Quanto “costa” la ripubblicizzazione del servizio? Secondo Utilitalia (l’associazione dei gestori) almeno 15 miliardi di euro, derivanti dalla riacquisizione delle quote oggi detenute da soggetti privati e per ripagare lo stock di debito, contratto con banche e cittadini. Il Forum ha smentito questa tesi. “Il costo una tantum è solo quello relativo alla riacquisizione delle quote societarie detenute da soggetti privati. Il rimborso dell’attuale stock di debito e la rinegoziazione dei finanziamenti già contratti non hanno alcuna ragione di essere per una semplice modifica delle forme di gestione”. Stesso discorso per il presunto “indennizzo” ai gestori: “Si passerebbe per la riacquisizione ai prezzi di mercato delle quote di proprietà in mano ai privati”. Secondo il Forum l’esborso sarebbe intorno ai 2 miliardi. “Aggredibile”, anche tramite il ruolo attivo di Cassa depositi e prestiti.

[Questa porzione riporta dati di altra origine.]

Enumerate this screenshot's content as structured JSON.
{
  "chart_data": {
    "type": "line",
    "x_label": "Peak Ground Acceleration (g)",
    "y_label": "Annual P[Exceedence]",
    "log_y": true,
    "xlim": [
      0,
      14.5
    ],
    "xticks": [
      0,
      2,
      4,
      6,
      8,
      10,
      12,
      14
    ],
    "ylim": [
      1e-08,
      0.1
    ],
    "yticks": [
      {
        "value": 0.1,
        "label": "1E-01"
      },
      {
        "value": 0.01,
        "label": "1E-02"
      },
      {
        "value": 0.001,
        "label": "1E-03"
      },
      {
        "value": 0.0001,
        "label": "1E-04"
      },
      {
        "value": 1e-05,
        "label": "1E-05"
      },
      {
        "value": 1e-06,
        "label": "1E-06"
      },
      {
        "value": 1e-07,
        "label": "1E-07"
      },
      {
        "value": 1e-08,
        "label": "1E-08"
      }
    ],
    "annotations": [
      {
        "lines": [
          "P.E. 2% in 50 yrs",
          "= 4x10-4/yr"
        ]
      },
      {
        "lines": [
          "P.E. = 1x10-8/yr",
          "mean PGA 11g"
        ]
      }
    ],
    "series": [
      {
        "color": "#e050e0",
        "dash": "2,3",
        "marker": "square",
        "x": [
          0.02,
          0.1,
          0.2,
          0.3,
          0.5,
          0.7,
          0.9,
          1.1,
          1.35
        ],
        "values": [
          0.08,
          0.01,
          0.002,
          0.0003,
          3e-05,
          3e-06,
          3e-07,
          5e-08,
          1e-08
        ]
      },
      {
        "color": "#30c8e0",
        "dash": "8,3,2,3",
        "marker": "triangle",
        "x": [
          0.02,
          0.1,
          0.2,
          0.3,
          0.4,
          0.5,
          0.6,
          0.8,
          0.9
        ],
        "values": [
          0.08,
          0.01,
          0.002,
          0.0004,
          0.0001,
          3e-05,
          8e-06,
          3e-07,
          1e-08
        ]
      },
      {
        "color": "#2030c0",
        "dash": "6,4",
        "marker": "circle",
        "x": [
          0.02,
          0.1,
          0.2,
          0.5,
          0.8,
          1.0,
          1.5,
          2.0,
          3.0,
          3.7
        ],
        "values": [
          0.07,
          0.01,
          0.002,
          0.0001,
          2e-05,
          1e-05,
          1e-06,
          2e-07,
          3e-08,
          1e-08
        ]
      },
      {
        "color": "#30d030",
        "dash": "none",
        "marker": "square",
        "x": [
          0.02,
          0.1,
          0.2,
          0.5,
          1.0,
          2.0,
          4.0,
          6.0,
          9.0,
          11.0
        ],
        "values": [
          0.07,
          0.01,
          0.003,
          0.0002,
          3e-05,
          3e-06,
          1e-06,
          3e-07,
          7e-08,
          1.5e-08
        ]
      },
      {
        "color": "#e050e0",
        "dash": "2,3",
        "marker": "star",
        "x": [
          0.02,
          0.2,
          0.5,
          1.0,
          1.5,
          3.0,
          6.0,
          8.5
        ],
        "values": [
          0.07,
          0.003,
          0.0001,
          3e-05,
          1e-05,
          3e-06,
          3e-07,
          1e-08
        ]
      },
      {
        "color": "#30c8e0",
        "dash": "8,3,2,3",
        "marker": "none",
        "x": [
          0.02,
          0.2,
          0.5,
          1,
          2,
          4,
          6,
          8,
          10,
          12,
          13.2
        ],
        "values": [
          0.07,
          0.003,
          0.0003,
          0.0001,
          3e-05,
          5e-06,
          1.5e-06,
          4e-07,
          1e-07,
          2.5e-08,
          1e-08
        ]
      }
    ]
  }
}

GLI AZIONISTI DI A2A, ACEA E SMAT
A2a ciclo idrico Spa è controllata da A2a Spa, dove i principali azionisti sono i Comuni di Milano e Brescia. Acea ATO 2 fa riferimento ad ACEA (anch’essa quotata), della quale il Comune di Roma detiene il 51% del capitale. Smat Spa (Torino) è un caso particolare. Il Comune di Torino partecipa a dividendi e incrementi del patrimonio per oltre il 69% ma rappresenta solo il 39% dei cittadini utenti. il 53% circa della popolazione servita detiene il 9,39%.